Sparse deepfake detection promotes better disentanglement
Antoine Teissier , Marie Tahon , Nicolas Dugué , Aghilas Sini
Published on arXiv
2510.05696
Output Integrity Attack
OWASP ML Top 10 — ML09
Key Finding
Achieves EER of 23.36% on ASVSpoof5 test set with 95% sparsity, with sparse representations providing measurably better disentanglement of attack factors in the latent space.

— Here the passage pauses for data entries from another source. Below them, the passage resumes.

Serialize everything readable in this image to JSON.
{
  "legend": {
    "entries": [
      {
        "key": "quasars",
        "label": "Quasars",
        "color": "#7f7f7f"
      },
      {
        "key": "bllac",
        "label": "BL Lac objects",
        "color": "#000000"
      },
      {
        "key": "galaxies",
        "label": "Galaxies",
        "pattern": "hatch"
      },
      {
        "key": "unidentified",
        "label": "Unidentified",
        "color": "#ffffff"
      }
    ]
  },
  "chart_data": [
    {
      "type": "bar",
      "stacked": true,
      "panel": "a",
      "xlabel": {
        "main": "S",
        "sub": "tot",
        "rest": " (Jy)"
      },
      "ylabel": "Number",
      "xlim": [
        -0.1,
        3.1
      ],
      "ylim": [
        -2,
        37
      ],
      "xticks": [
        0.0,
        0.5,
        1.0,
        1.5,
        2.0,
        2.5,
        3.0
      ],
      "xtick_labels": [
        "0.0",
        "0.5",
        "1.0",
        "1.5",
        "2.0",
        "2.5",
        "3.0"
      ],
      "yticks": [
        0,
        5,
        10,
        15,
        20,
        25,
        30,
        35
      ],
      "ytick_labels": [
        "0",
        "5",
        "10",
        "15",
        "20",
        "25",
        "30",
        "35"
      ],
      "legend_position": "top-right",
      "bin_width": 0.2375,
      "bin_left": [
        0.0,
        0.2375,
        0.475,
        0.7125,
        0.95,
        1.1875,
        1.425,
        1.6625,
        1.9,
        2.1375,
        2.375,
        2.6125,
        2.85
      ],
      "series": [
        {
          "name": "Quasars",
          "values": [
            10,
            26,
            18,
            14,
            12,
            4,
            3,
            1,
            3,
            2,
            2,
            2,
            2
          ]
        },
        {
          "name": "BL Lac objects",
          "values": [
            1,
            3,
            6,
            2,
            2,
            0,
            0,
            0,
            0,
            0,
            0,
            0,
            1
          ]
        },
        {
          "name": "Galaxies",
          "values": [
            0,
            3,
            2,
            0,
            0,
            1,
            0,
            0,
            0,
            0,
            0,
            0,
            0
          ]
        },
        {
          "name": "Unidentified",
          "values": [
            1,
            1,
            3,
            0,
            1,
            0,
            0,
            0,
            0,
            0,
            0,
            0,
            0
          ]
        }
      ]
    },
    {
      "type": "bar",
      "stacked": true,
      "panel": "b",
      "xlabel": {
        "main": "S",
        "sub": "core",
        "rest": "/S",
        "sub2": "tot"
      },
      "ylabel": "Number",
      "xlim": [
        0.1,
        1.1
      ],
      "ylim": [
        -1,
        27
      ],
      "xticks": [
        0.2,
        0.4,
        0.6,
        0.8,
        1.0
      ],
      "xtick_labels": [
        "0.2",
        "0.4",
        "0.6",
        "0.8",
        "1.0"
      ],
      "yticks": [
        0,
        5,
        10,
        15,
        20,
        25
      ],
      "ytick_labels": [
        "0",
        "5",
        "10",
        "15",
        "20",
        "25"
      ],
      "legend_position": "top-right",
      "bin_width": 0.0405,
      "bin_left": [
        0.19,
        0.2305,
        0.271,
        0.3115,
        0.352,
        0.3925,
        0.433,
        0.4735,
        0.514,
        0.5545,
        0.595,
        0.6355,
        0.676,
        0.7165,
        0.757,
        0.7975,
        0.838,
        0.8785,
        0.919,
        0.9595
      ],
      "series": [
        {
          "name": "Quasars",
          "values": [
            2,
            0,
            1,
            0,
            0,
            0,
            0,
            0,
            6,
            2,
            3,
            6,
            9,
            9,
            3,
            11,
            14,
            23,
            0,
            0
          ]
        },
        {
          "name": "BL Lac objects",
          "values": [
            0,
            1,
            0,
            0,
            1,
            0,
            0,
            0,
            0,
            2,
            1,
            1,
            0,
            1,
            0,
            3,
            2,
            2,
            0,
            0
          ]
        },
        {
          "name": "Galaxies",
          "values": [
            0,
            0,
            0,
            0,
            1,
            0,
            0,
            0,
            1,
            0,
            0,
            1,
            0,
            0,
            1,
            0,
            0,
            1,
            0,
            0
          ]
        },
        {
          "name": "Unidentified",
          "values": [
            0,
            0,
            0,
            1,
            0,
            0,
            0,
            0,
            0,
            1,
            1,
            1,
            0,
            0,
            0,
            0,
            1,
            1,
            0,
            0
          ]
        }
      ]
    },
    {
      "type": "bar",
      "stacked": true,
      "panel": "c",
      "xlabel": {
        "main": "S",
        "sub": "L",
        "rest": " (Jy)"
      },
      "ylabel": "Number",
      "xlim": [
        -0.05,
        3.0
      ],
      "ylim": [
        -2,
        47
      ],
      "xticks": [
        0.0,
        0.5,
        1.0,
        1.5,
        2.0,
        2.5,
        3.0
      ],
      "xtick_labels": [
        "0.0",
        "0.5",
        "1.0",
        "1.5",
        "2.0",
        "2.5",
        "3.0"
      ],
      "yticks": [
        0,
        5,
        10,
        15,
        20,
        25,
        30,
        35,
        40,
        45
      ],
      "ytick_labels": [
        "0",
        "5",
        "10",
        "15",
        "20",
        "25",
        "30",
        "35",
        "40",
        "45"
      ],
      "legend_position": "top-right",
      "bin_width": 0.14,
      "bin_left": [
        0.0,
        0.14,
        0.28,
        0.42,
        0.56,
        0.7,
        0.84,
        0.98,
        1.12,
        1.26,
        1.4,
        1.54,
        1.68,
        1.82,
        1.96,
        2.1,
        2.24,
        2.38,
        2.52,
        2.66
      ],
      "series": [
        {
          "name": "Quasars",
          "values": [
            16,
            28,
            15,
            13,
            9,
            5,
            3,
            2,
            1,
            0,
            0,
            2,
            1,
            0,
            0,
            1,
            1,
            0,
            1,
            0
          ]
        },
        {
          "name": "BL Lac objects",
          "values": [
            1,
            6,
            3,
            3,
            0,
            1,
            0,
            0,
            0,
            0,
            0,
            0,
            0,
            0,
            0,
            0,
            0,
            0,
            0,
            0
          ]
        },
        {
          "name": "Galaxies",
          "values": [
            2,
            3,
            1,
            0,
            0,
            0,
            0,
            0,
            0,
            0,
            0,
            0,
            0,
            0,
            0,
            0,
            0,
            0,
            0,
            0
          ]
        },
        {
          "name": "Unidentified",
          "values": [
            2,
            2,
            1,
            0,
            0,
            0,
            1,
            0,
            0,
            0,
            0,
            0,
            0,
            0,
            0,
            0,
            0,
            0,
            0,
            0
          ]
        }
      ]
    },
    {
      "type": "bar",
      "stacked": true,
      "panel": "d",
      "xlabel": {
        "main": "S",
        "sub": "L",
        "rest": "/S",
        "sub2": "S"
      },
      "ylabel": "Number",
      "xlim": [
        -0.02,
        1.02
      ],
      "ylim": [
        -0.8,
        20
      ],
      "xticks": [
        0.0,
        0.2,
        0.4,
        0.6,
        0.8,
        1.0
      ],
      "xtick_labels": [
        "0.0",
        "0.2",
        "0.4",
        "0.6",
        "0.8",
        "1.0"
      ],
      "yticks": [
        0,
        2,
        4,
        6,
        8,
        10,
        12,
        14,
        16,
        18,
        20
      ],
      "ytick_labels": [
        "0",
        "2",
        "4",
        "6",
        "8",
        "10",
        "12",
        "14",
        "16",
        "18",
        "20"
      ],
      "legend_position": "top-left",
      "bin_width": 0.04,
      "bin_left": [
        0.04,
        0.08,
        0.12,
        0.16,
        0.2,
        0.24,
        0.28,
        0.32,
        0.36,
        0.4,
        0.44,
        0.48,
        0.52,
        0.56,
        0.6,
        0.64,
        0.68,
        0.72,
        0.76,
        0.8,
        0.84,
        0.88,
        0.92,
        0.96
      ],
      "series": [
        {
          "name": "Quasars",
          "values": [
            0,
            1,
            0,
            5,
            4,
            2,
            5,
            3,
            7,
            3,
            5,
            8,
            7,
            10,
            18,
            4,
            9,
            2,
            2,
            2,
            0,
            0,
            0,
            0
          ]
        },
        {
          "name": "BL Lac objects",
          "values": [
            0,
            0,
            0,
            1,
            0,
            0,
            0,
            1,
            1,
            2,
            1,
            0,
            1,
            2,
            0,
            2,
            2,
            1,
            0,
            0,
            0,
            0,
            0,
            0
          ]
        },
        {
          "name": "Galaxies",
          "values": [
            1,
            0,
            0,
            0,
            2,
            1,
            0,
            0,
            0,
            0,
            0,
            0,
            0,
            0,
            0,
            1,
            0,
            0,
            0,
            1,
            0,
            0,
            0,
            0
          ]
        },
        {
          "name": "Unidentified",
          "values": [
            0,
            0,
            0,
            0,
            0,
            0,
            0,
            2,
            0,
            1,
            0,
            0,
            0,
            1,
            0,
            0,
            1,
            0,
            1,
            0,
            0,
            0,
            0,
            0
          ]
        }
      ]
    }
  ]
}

TopK sparse activation on AASIST embeddings
Novel technique introduced
Due to the rapid progress of speech synthesis, deepfake detection has become a major concern in the speech processing community. Because it is a critical task, systems must not only be efficient and robust, but also provide interpretable explanations. Among the different approaches for explainability, we focus on the interpretation of latent representations. In such paper, we focus on the last layer of embeddings of AASIST, a deepfake detection architecture. We use a TopK activation inspired by SAEs on this layer to obtain sparse representations which are used in the decision process. We demonstrate that sparse deepfake detection can improve detection performance, with an EER of 23.36% on ASVSpoof5 test set, with 95% of sparsity. We then show that these representations provide better disentanglement, using completeness and modularity metrics based on mutual information. Notably, some attacks are directly encoded in the latent space.
Key Contributions
- First application of sparse constraints (TopK activation inspired by Sparse Autoencoders) to audio deepfake detection on the AASIST architecture
- Empirical evidence that 95% sparsity achieves an EER of 23.36% on ASVSpoof5 while improving latent-space disentanglement
- Analysis framework using completeness and modularity metrics (mutual information-based) showing attack types are encoded in sparse latent dimensions
🛡️ Threat Analysis
Proposes a novel detection architecture for AI-generated speech (audio deepfakes) by modifying AASIST with TopK sparse activations — a novel forensic/detection technique, not merely applying existing methods to a domain.